If Stingley does remain the top-ranked cornerback prospect, he could find a fine fit with the Atlanta Falcons. Atlanta already has one elite pass-defender in A.J. Terrell, who was arguably this year's biggest Pro Bowl snub.
Terrell has 15 passes defended, three interceptions and has allowed an opposing passer rating of only 60.8, according to Pro Football Reference.
What's better than having one shutdown corner? Having two, of course, and the Falcons could have exactly that by snagging Stingley and potentially forging the league's best young cornerback tandem.
9. Drake London, WR, USC
The Cleveland Browns are now officially out of the playoff race. If the season ended today, though, they would own the 13th pick in the draft. It's not a stretch to see Cleveland trading into the top 10 to land USC wideout Drake London.
Donovan Peoples-Jones currently leads the Browns with a mere 483 receiving yards.
Cleveland has a massive need for a No. 1 receiver, and London could fill that role perfectly. With a 6'5" frame, he is capable of making contested catches down the field and in space off play-action. He would be a perfect vertical target for Browns quarterback Baker Mayfield, who tends to miss high when he's off target.
London's physicality would also mesh perfectly with Kevin Stefanski's run-oriented offense.
"In the run game, he has the potential to be a dominant run blocker due to his toughness, length, and competitive spirit," Drae Harris of The Draft Network wrote.
The Browns will likely fall out of London's range if they go on to make the playoffs. However, Cleveland would give him the chance to immediately become a top target and a star.
10. Kyle Hamilton, S, Notre Dame
New York Jets
Like the Giants, the Jets could end up with two top-10 selections. They currently have their own No. 4 selection, plus the Seattle Seahawks' No. 7 pick from the Jamal Adams trade.
With Adams long gone and fellow safety Marcus Maye set to hit free agency—and also on injured reserve with a torn Achilles—New York should have an immediate starting spot available for a draft prospect like Kyle Hamilton.

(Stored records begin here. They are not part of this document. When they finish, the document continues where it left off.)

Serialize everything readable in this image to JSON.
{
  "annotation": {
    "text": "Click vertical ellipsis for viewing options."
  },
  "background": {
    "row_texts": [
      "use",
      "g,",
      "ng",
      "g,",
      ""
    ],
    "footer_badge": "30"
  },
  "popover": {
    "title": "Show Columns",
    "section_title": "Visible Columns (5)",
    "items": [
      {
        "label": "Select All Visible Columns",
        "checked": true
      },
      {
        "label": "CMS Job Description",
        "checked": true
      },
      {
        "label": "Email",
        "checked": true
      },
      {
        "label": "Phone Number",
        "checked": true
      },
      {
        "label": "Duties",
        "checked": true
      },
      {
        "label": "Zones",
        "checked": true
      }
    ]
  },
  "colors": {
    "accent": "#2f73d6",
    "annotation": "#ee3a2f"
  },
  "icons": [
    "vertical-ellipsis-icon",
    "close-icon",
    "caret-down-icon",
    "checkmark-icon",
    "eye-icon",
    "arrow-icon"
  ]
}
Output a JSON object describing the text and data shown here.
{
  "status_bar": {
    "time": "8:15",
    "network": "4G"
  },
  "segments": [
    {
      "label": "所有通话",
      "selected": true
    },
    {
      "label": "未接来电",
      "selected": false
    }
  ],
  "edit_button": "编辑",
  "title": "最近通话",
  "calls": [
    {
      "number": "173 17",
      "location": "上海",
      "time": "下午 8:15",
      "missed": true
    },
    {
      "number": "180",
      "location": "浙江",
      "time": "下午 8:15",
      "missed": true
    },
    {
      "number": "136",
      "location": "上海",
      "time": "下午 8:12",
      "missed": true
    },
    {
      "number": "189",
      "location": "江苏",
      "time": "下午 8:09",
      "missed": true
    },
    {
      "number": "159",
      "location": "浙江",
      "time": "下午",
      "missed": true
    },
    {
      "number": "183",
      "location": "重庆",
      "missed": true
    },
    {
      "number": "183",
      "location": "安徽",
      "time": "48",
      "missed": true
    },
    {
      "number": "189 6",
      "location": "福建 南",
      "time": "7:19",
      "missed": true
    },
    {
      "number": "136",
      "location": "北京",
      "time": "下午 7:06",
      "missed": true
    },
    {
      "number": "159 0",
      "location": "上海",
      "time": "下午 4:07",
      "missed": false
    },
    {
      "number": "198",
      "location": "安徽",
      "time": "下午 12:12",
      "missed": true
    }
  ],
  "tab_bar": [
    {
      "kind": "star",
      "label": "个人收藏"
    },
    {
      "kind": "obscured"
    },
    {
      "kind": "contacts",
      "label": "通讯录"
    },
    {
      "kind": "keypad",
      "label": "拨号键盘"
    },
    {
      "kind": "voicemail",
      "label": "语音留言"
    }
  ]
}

The Notre Dame product could fill multiple roles in New York's defense.
"Hamilton is a nightmare matchup for offenses," McShay wrote. "He has great size and closing burst while playing all over the defense. You'll see him line up deep in coverage, over the slot and even at linebacker."
Hamilton would be a fantastic addition for New York, as he could help cover AFC East tight ends like Hunter Henry, Jonnu Smith and Dawson Knox. The Jets haven't had a defender like him since Adams was traded, and in New York, Hamilton could become a defensive superstar.